NOTICÍAS DO BLOG/PEDRINHO ELISEU – Nº 08/2010 – 31/08/2010

Comitê Político: Rua Marechal Deodoro, 720 – Centro – Araras-SP

Fone: 3542-0051- comitedepaldoguilermeararas@gmail.com

VOTE EM QUEM SEMPRE ESTEVE EM ARARAS

 

Pedrinho apresenta propostas de Aldo Demarchi e Guilherme Campos

 Em pleno exercício de seus mandatos, o deputado estadual Aldo Demarchi e o deputado federal Guilherme Campos são, respectivamente, representantes da região na Assembleia Legislativa e na Câmara dos Deputados, que sempre estiveram presentes em Araras por tratar-se de uma cidade sob a abrangência do trabalho que desenvolvem. Foram várias as ocasiões e circunstâncias em que contribuíram para a solução de problemas e também com o atendimento das necessidades do município. Como exemplos desta atuação, destacam-se:

 a)      A aprovação de 594 moradias pela CDHU para o município;

b)      Um importante trabalho, junto ao Senado, pela liberação de cerca de R$ 1 milhão para o asfaltamento das vias públicas;

c)      Verbas para a Clínica Psiquiátrica Antônio Luiz Sayão;

d)      Verbas para o Instituto São Francisco de Assis para a aquisição de furgões destinados à distribuição da Sopa da Solidariedade, além de fornos para a padaria e computadores da instituição;

e)      A batalha pela implantação de uma Fatec – Faculdade de Tecnologia em Araras;

f)        Encaminhamento de pessoas necessitadas de atendimento específico para hospitais em todo o Estado de São Paulo;

g)      Regularização de pendências relativas ao período de 2005/2008, junto a Secretaria de Promoção Social do Estado, que permitiram que em 2009 Araras não perdesse repasses do Estado para projetos sociais;

h)      Convênio Pró-vicinais, que garantiu o recapeamento da Av.

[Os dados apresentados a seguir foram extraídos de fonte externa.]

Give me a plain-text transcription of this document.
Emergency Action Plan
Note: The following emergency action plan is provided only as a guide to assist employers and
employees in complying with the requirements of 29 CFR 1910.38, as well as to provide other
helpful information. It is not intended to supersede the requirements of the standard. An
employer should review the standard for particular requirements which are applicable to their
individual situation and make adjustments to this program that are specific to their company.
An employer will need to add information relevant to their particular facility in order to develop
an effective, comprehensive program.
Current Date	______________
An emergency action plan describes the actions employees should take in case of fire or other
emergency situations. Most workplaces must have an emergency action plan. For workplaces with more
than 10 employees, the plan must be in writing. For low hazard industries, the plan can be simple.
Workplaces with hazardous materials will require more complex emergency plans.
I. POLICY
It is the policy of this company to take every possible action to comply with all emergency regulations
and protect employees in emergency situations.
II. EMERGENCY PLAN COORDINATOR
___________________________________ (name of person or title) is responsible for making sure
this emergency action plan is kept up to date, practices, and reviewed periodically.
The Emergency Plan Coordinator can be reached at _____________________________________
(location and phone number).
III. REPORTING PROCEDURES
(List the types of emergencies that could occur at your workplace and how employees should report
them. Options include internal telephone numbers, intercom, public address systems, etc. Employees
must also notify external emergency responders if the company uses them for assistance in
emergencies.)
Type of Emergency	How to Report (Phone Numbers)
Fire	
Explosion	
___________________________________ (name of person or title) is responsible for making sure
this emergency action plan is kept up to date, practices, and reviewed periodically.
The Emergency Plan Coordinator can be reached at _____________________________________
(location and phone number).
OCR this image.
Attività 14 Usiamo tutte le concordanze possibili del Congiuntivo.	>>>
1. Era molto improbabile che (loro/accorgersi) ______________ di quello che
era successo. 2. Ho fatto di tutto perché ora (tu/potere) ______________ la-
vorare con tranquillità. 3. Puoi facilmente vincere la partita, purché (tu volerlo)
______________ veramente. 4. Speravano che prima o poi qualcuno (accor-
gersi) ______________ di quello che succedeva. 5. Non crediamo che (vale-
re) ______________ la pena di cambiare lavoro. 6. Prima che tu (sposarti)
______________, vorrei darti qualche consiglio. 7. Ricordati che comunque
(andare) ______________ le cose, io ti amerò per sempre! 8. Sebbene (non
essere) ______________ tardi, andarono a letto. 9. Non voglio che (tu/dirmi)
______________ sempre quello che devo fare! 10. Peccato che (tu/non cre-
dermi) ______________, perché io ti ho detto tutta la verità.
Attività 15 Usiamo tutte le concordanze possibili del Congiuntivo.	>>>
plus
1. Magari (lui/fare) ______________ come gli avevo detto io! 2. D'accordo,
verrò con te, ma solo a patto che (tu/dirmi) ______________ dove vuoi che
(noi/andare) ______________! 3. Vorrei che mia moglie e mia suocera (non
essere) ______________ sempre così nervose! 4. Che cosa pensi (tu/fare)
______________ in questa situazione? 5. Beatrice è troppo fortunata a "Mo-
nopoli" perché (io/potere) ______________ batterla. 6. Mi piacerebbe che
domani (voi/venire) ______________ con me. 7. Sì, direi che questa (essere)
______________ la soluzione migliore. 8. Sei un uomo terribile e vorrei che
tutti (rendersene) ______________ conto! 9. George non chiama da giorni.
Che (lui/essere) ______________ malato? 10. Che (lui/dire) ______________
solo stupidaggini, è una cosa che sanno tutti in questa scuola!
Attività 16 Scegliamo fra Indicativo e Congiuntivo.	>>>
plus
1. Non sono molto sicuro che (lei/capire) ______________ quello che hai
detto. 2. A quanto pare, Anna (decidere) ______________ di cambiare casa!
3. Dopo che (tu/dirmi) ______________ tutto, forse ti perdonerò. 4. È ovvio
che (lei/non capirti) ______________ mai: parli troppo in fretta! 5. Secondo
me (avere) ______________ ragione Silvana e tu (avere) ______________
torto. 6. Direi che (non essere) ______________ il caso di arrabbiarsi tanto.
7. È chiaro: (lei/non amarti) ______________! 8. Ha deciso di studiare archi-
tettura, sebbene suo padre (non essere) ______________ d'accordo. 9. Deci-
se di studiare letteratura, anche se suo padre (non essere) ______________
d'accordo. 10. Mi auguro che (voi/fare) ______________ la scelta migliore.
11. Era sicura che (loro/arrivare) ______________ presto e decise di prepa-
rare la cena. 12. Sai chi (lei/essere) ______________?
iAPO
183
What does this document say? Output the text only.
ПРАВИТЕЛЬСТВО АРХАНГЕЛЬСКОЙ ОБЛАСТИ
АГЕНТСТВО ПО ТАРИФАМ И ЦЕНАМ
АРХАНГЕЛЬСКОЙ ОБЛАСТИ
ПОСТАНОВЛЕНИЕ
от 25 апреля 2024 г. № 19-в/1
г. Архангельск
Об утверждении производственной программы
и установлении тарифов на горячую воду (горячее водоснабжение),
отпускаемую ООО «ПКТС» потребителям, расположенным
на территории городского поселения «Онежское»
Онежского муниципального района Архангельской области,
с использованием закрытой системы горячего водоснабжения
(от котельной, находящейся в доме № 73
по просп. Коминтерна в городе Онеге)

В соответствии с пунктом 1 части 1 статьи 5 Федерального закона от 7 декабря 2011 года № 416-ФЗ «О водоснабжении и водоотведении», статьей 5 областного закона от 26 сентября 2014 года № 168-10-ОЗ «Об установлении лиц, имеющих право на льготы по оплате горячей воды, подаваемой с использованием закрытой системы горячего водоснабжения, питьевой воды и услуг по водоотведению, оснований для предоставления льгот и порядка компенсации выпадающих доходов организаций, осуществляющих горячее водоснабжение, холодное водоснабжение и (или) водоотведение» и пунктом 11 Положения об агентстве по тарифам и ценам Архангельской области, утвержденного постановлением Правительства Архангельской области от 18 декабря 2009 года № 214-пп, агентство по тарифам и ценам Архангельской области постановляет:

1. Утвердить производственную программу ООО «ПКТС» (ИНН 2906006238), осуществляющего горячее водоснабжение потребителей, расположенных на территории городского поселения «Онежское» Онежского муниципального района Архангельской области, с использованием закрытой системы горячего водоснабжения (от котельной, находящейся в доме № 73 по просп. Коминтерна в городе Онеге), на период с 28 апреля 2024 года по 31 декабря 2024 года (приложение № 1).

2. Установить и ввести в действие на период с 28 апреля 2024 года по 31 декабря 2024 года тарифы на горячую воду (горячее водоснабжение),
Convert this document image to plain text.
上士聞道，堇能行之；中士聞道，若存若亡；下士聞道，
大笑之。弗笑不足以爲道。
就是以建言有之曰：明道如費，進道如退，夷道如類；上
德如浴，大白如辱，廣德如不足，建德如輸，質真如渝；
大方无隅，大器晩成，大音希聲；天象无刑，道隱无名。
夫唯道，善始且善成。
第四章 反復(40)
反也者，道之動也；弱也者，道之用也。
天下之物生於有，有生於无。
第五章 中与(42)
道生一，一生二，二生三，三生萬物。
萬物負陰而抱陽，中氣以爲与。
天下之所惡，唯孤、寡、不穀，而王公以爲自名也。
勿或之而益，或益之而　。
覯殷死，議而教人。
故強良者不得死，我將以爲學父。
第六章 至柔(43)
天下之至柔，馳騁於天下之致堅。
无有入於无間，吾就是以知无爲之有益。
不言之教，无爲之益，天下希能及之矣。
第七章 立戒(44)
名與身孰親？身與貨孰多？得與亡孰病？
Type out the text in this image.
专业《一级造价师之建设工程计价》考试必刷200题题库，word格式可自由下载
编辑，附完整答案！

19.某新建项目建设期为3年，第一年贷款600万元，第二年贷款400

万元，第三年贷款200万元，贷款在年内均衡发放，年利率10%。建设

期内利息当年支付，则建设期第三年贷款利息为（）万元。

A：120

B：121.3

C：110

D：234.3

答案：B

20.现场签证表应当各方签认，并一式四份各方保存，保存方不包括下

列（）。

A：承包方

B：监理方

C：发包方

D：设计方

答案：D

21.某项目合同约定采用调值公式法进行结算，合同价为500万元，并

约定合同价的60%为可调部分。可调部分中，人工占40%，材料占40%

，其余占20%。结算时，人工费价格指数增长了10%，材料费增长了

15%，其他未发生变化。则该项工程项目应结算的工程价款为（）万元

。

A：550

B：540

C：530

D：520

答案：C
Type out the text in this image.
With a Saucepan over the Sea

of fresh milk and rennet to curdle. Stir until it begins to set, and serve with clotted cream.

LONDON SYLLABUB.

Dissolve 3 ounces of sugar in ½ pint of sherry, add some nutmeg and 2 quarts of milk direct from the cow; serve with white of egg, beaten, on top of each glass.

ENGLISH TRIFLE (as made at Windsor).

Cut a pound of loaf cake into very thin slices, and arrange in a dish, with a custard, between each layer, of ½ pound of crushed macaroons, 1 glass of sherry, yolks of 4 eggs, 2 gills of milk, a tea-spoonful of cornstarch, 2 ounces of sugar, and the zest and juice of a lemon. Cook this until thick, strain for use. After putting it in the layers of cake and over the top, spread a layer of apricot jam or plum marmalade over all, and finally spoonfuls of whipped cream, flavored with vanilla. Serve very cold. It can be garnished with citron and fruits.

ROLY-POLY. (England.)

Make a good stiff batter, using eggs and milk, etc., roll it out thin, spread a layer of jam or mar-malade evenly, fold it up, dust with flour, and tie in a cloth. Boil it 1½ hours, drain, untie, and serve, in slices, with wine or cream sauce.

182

Fábio da Silva Prado, entre tantas outras iniciativas em favor de Araras e toda a sua população.

 Diante da comprovada e estreita relação como o município de Araras, no qual sempre estiveram presentes, os deputados têm como proposta dar continuidade a este trabalho, por meio de ações como: manter um escritório local do Democratas – DEM, partido ao qual pertencem, em constante funcionamento no município para acolher sugestões e contribuir com o que for de interesse da coletividade; continuar trabalhando pela implantação da Fatec; trabalhar para que as 594 moradias aprovadas sejam construídas, atendendo uma parte do déficit habitacional; buscar auxílio financeiro para um número cada vez maior de entidades assistências do município.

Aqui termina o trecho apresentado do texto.